Recently, I’m working on a project to help a Chinese tissue culture company to break into U.S. market. Something totally different from my past supply chain experience, but it’s quite an exciting experience for me to visit trade shows across the country to learn a new market and its customers.
I’m first of all surprised to see that nursery industry is a little bit “low-tech” comparing to all those industries I have been worked with. I would think that U.S. has far more advanced in bio tech than China, but I was constantly told in the trade show that “tissue culture is too high tech to us.” Then I realized that many of the target customers, the growers, don’t provide emails in their business cards. I know emailing is my bad habit, but it surprised me that many are quite resistant to new way of communication when I live in the era of smartphone, Twitter and Facebook.

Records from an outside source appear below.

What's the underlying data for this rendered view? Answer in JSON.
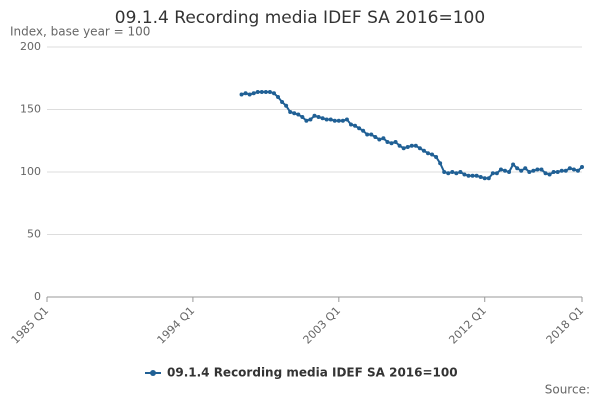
{
  "chart_data": {
    "type": "line",
    "title": "09.1.4 Recording media IDEF SA 2016=100",
    "subtitle": "Index, base year = 100",
    "source": "Source:",
    "categories": [
      "1985 Q1",
      null,
      null,
      null,
      null,
      null,
      null,
      null,
      null,
      null,
      null,
      null,
      null,
      null,
      null,
      null,
      null,
      null,
      null,
      null,
      null,
      null,
      null,
      null,
      null,
      null,
      null,
      null,
      null,
      null,
      null,
      null,
      null,
      null,
      null,
      null,
      "1994 Q1",
      null,
      null,
      null,
      null,
      null,
      null,
      null,
      null,
      null,
      null,
      null,
      null,
      null,
      null,
      null,
      null,
      null,
      null,
      null,
      null,
      null,
      null,
      null,
      null,
      null,
      null,
      null,
      null,
      null,
      null,
      null,
      null,
      null,
      null,
      null,
      "2003 Q1",
      null,
      null,
      null,
      null,
      null,
      null,
      null,
      null,
      null,
      null,
      null,
      null,
      null,
      null,
      null,
      null,
      null,
      null,
      null,
      null,
      null,
      null,
      null,
      null,
      null,
      null,
      null,
      null,
      null,
      null,
      null,
      null,
      null,
      null,
      null,
      "2012 Q1",
      null,
      null,
      null,
      null,
      null,
      null,
      null,
      null,
      null,
      null,
      null,
      null,
      null,
      null,
      null,
      null,
      null,
      null,
      null,
      null,
      null,
      null,
      null,
      "2018 Q1"
    ],
    "series": [
      {
        "name": "09.1.4 Recording media IDEF SA 2016=100",
        "color": "#206095",
        "values": [
          null,
          null,
          null,
          null,
          null,
          null,
          null,
          null,
          null,
          null,
          null,
          null,
          null,
          null,
          null,
          null,
          null,
          null,
          null,
          null,
          null,
          null,
          null,
          null,
          null,
          null,
          null,
          null,
          null,
          null,
          null,
          null,
          null,
          null,
          null,
          null,
          null,
          null,
          null,
          null,
          null,
          null,
          null,
          null,
          null,
          null,
          null,
          null,
          162,
          163,
          162,
          163,
          164,
          164,
          164,
          164,
          163,
          160,
          156,
          153,
          148,
          147,
          146,
          144,
          141,
          142,
          145,
          144,
          143,
          142,
          142,
          141,
          141,
          141,
          142,
          138,
          137,
          135,
          133,
          130,
          130,
          128,
          126,
          127,
          124,
          123,
          124,
          121,
          119,
          120,
          121,
          121,
          119,
          117,
          115,
          114,
          112,
          107,
          100,
          99,
          100,
          99,
          100,
          98,
          97,
          97,
          97,
          96,
          95,
          95,
          99,
          99,
          102,
          101,
          100,
          106,
          103,
          101,
          103,
          100,
          101,
          102,
          102,
          99,
          98,
          100,
          100,
          101,
          101,
          103,
          102,
          101,
          104
        ]
      }
    ],
    "ylim": [
      0,
      200
    ],
    "yticks": [
      0,
      50,
      100,
      150,
      200
    ],
    "grid": true
  }
}
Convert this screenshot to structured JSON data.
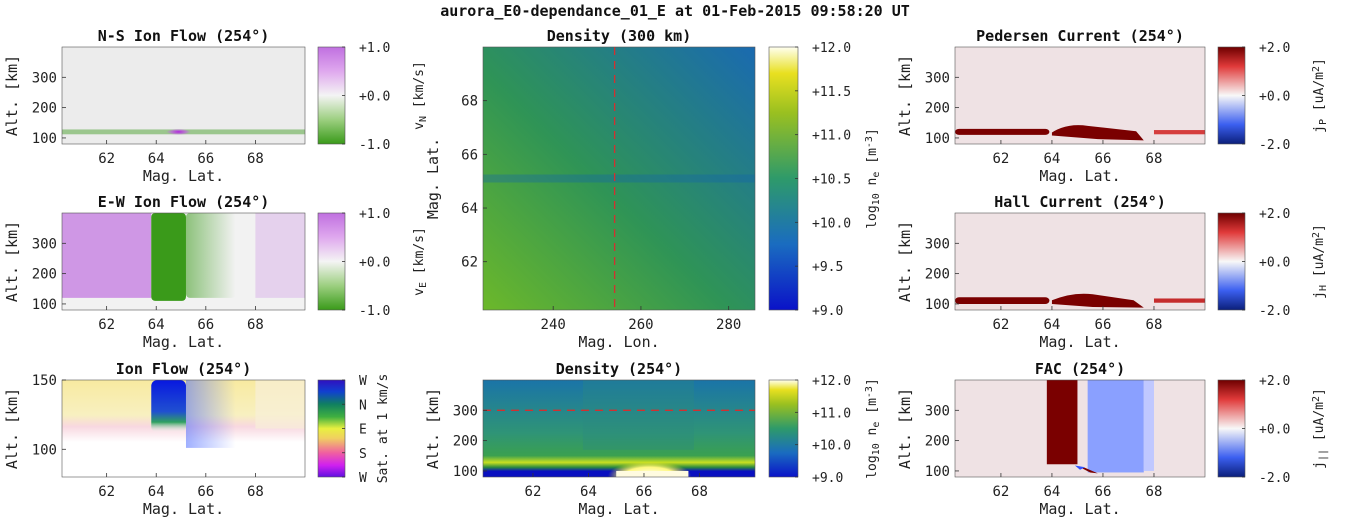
{
  "main_title": "aurora_E0-dependance_01_E at 01-Feb-2015 09:58:20 UT",
  "colors": {
    "green": "#3a9a1a",
    "magenta": "#c070e0",
    "dark_red": "#7a0000",
    "blue": "#1040ff",
    "density_green": "#3a9a4a",
    "density_blue": "#1060b0",
    "dashed_line": "#d23030"
  },
  "chart_data": [
    {
      "id": "ns_ion_flow",
      "type": "heatmap",
      "title": "N-S Ion Flow (254°)",
      "xlabel": "Mag. Lat.",
      "ylabel": "Alt. [km]",
      "xlim": [
        60.2,
        70.0
      ],
      "ylim": [
        80,
        400
      ],
      "xticks": [
        62,
        64,
        66,
        68
      ],
      "xtick_labels": [
        "62",
        "64",
        "66",
        "68"
      ],
      "yticks": [
        100,
        200,
        300
      ],
      "ytick_labels": [
        "100",
        "200",
        "300"
      ],
      "colorbar": {
        "label": "v",
        "sub": "N",
        "unit": " [km/s]",
        "ticks": [
          "+1.0",
          "+0.0",
          "-1.0"
        ],
        "colormap": "green-white-magenta"
      },
      "features": [
        {
          "kind": "band",
          "x": [
            60.2,
            70.0
          ],
          "y": [
            112,
            128
          ],
          "color": "green",
          "opacity": 0.45
        },
        {
          "kind": "blob",
          "x": 64.9,
          "y": 120,
          "rx": 0.5,
          "ry": 10,
          "color": "magenta"
        }
      ]
    },
    {
      "id": "ew_ion_flow",
      "type": "heatmap",
      "title": "E-W Ion Flow (254°)",
      "xlabel": "Mag. Lat.",
      "ylabel": "Alt. [km]",
      "xlim": [
        60.2,
        70.0
      ],
      "ylim": [
        80,
        400
      ],
      "xticks": [
        62,
        64,
        66,
        68
      ],
      "xtick_labels": [
        "62",
        "64",
        "66",
        "68"
      ],
      "yticks": [
        100,
        200,
        300
      ],
      "ytick_labels": [
        "100",
        "200",
        "300"
      ],
      "colorbar": {
        "label": "v",
        "sub": "E",
        "unit": " [km/s]",
        "ticks": [
          "+1.0",
          "+0.0",
          "-1.0"
        ],
        "colormap": "green-white-magenta"
      },
      "features": [
        {
          "kind": "rect",
          "x": [
            60.2,
            63.8
          ],
          "y": [
            120,
            400
          ],
          "color": "magenta",
          "opacity": 0.7
        },
        {
          "kind": "rect",
          "x": [
            63.8,
            65.2
          ],
          "y": [
            110,
            400
          ],
          "color": "green",
          "opacity": 1.0
        },
        {
          "kind": "fade",
          "x": [
            65.2,
            67.2
          ],
          "y": [
            120,
            400
          ],
          "color": "green",
          "opacity": 0.35
        },
        {
          "kind": "rect",
          "x": [
            68.0,
            70.0
          ],
          "y": [
            120,
            400
          ],
          "color": "magenta",
          "opacity": 0.25
        }
      ]
    },
    {
      "id": "ion_flow",
      "type": "heatmap",
      "title": "Ion Flow (254°)",
      "xlabel": "Mag. Lat.",
      "ylabel": "Alt. [km]",
      "xlim": [
        60.2,
        70.0
      ],
      "ylim": [
        80,
        150
      ],
      "xticks": [
        62,
        64,
        66,
        68
      ],
      "xtick_labels": [
        "62",
        "64",
        "66",
        "68"
      ],
      "yticks": [
        100,
        150
      ],
      "ytick_labels": [
        "100",
        "150"
      ],
      "colorbar": {
        "label": "Sat. at 1 km/s",
        "ticks": [
          "W",
          "N",
          "E",
          "S",
          "W"
        ],
        "colormap": "hsv-direction"
      },
      "features": [
        {
          "kind": "fade_vertical",
          "x": [
            60.2,
            70.0
          ],
          "y": [
            115,
            150
          ],
          "color": "yellow"
        },
        {
          "kind": "rect",
          "x": [
            63.8,
            65.2
          ],
          "y": [
            118,
            150
          ],
          "color": "blue",
          "opacity": 1.0
        }
      ]
    },
    {
      "id": "density_300km",
      "type": "heatmap",
      "title": "Density (300 km)",
      "xlabel": "Mag. Lon.",
      "ylabel": "Mag. Lat.",
      "xlim": [
        224,
        286
      ],
      "ylim": [
        60.2,
        70.0
      ],
      "xticks": [
        240,
        260,
        280
      ],
      "xtick_labels": [
        "240",
        "260",
        "280"
      ],
      "yticks": [
        62,
        64,
        66,
        68
      ],
      "ytick_labels": [
        "62",
        "64",
        "66",
        "68"
      ],
      "colorbar": {
        "label": "log",
        "sub": "10",
        "mid": " n",
        "sub2": "e",
        "unit": " [m",
        "sup": "-3",
        "end": "]",
        "ticks": [
          "+12.0",
          "+11.5",
          "+11.0",
          "+10.5",
          "+10.0",
          "+9.5",
          "+9.0"
        ],
        "colormap": "blue-green-yellow"
      },
      "reference_line": {
        "orientation": "vertical",
        "value": 254
      },
      "features": [
        {
          "kind": "band_h",
          "y": 65.1,
          "color": "density_blue"
        }
      ]
    },
    {
      "id": "density_254",
      "type": "heatmap",
      "title": "Density (254°)",
      "xlabel": "Mag. Lat.",
      "ylabel": "Alt. [km]",
      "xlim": [
        60.2,
        70.0
      ],
      "ylim": [
        80,
        400
      ],
      "xticks": [
        62,
        64,
        66,
        68
      ],
      "xtick_labels": [
        "62",
        "64",
        "66",
        "68"
      ],
      "yticks": [
        100,
        200,
        300
      ],
      "ytick_labels": [
        "100",
        "200",
        "300"
      ],
      "colorbar": {
        "label": "log",
        "sub": "10",
        "mid": " n",
        "sub2": "e",
        "unit": " [m",
        "sup": "-3",
        "end": "]",
        "ticks": [
          "+12.0",
          "+11.0",
          "+10.0",
          "+9.0"
        ],
        "colormap": "blue-green-yellow"
      },
      "reference_line": {
        "orientation": "horizontal",
        "value": 300
      }
    },
    {
      "id": "pedersen_current",
      "type": "heatmap",
      "title": "Pedersen Current (254°)",
      "xlabel": "Mag. Lat.",
      "ylabel": "Alt. [km]",
      "xlim": [
        60.2,
        70.0
      ],
      "ylim": [
        80,
        400
      ],
      "xticks": [
        62,
        64,
        66,
        68
      ],
      "xtick_labels": [
        "62",
        "64",
        "66",
        "68"
      ],
      "yticks": [
        100,
        200,
        300
      ],
      "ytick_labels": [
        "100",
        "200",
        "300"
      ],
      "colorbar": {
        "label": "j",
        "sub": "P",
        "unit": " [uA/m",
        "sup": "2",
        "end": "]",
        "ticks": [
          "+2.0",
          "+0.0",
          "-2.0"
        ],
        "colormap": "blue-white-red"
      }
    },
    {
      "id": "hall_current",
      "type": "heatmap",
      "title": "Hall Current (254°)",
      "xlabel": "Mag. Lat.",
      "ylabel": "Alt. [km]",
      "xlim": [
        60.2,
        70.0
      ],
      "ylim": [
        80,
        400
      ],
      "xticks": [
        62,
        64,
        66,
        68
      ],
      "xtick_labels": [
        "62",
        "64",
        "66",
        "68"
      ],
      "yticks": [
        100,
        200,
        300
      ],
      "ytick_labels": [
        "100",
        "200",
        "300"
      ],
      "colorbar": {
        "label": "j",
        "sub": "H",
        "unit": " [uA/m",
        "sup": "2",
        "end": "]",
        "ticks": [
          "+2.0",
          "+0.0",
          "-2.0"
        ],
        "colormap": "blue-white-red"
      }
    },
    {
      "id": "fac",
      "type": "heatmap",
      "title": "FAC (254°)",
      "xlabel": "Mag. Lat.",
      "ylabel": "Alt. [km]",
      "xlim": [
        60.2,
        70.0
      ],
      "ylim": [
        80,
        400
      ],
      "xticks": [
        62,
        64,
        66,
        68
      ],
      "xtick_labels": [
        "62",
        "64",
        "66",
        "68"
      ],
      "yticks": [
        100,
        200,
        300
      ],
      "ytick_labels": [
        "100",
        "200",
        "300"
      ],
      "colorbar": {
        "label": "j",
        "sub": "||",
        "unit": " [uA/m",
        "sup": "2",
        "end": "]",
        "ticks": [
          "+2.0",
          "+0.0",
          "-2.0"
        ],
        "colormap": "blue-white-red"
      }
    }
  ]
}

Perhaps nursery industry is quite different from others so I need to adjust, or I should not consider those, who resist e-communication or social media, as the target customer because the tissue culture will be too high tech for them. Oh well.I might be too new for this industry to make comment, but I feel the frustration of when hi-tech meets low-tech.
One more thing blows out my mind is when Sales of some companies told me that: I’m Sales, not procurement (so, don’t talk to me). OK, then it’s not right, not only because of their impolite attitude. So, Sales don’t communicate to Procurement regarding using new product or adapting new technology? So, Sales never discusses with Procurement regarding what they’re looking for to be competitive in the market? So, Procurement will make their purchasing decision and Sales will try to sell whatever the Procurement develop? It seems that lacking of communication among “supply” and “demand” can be a huge potential issue for those companies, which indicates that they won’t be an ideal business partner as well.
Technology and communication are two essential components for a business to stay competitive; otherwise, newbies will soon catch up and get the lagged one out of the market.